While the summary is a great starting point, you often want to analyze the differences in more detail with the goal of understanding how differences are related. For this use case, diffly provides an easy API that lets you explore the differences interactively. Below you can find some examples of how to use this API, but you can find more details in the documentation:

# Get all rows that only exist in the left (right) data frame
unequal_rows = comparison.left_only() # .right_only() for the right data frame

# Among the rows that exist in both data frames, get the fraction of rows that have equal values in the column "value"
fraction_equal = comparison.fraction_same(column="value") # returns 0.5 in our example

# Get the counts of value changes in the column "value"
value_changes = comparison.change_counts(column="value") # returns a data frame with the change from 2.0 to 2.5 of frequency 1 in our example

If the methods do not return a primitive type (like fraction_same() does), they return a polars data frame (like left_only() and change_counts() do), which can be used as a basis for further operations.

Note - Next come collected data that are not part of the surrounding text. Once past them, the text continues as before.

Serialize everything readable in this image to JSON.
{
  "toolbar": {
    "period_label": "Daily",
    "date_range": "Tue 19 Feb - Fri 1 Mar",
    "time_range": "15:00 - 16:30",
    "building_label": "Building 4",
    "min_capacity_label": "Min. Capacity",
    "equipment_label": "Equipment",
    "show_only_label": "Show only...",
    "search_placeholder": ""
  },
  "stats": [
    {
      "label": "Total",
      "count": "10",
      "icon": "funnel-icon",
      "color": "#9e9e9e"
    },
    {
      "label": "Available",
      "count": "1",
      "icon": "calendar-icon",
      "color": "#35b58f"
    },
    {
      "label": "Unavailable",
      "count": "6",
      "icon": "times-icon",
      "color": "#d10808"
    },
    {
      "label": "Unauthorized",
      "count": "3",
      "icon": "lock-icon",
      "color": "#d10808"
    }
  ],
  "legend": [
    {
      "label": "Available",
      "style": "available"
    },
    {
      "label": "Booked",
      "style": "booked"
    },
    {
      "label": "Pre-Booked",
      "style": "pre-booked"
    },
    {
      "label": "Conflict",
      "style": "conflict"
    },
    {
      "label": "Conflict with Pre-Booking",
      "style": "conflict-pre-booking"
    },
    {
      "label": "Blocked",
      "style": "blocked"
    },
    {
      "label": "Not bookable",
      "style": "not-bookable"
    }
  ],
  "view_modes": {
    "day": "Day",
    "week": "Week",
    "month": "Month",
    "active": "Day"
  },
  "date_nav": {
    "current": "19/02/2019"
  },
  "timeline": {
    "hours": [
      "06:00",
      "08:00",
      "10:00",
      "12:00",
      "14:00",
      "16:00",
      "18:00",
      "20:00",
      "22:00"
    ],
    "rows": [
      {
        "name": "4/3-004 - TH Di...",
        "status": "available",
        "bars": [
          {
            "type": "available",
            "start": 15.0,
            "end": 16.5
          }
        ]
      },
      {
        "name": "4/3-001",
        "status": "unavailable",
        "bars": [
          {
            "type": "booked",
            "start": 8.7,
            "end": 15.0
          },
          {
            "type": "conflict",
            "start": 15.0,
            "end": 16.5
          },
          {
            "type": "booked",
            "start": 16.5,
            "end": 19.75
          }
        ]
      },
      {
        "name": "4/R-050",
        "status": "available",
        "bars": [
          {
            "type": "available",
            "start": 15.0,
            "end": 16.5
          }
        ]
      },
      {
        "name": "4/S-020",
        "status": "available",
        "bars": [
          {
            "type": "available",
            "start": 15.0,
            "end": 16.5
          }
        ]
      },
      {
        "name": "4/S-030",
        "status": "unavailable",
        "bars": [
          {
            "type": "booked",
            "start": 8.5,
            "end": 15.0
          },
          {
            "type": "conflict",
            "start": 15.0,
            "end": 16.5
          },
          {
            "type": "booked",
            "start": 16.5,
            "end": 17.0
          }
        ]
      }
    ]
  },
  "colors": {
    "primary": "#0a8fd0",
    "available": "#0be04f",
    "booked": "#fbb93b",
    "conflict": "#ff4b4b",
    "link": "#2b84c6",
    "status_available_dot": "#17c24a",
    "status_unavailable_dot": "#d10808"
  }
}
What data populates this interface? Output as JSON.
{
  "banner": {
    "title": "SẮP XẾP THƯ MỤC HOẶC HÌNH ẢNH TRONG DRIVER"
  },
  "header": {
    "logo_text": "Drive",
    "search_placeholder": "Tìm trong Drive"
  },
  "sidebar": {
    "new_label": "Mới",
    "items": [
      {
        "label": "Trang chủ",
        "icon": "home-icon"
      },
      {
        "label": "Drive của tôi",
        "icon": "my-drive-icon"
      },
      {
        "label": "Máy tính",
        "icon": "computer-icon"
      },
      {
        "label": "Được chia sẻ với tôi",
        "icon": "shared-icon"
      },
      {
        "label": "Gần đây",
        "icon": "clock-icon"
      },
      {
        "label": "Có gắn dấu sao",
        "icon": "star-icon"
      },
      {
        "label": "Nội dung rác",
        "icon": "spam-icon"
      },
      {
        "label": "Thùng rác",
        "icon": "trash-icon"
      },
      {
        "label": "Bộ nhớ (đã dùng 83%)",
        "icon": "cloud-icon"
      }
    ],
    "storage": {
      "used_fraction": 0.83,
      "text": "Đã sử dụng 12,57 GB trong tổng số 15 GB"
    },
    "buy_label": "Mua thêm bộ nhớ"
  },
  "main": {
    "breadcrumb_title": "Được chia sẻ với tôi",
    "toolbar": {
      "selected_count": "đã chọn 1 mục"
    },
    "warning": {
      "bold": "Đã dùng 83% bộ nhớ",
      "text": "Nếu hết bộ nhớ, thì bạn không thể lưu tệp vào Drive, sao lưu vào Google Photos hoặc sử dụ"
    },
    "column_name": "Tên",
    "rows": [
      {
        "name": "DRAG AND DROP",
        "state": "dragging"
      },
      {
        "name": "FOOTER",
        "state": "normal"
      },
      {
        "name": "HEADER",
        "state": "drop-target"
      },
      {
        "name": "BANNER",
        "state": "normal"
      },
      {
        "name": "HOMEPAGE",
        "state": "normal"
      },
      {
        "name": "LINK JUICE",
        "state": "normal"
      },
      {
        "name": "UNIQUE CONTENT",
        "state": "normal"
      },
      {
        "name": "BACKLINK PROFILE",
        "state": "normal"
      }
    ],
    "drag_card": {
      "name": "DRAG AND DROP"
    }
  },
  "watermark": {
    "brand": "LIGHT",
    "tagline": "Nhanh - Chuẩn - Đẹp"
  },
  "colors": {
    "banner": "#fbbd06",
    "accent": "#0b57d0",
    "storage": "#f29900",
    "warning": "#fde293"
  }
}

Integration into the QuantCo open-source ecosystem

We are excited that diffly already integrates with dataframely, QuantCo's Python package for building robust data pipelines: instead of only comparing a single data frame, you can also compare multiple data frames within a dataframely collection.

Final words

Throughout various projects, we have found that

(1) snapshot testing on real data is really helpful, (2) understanding diffs is crucial, and (3) both can be done with diffly's summary and interactive API, respectively.

We are excited to bring diffly to the open-source ecosystem and look forward to seeing how the community adopts it to improve the robustness of data pipelines. We are also looking forward to contributions to the project, so if you have any ideas or feedback, please feel free to reach out or contribute!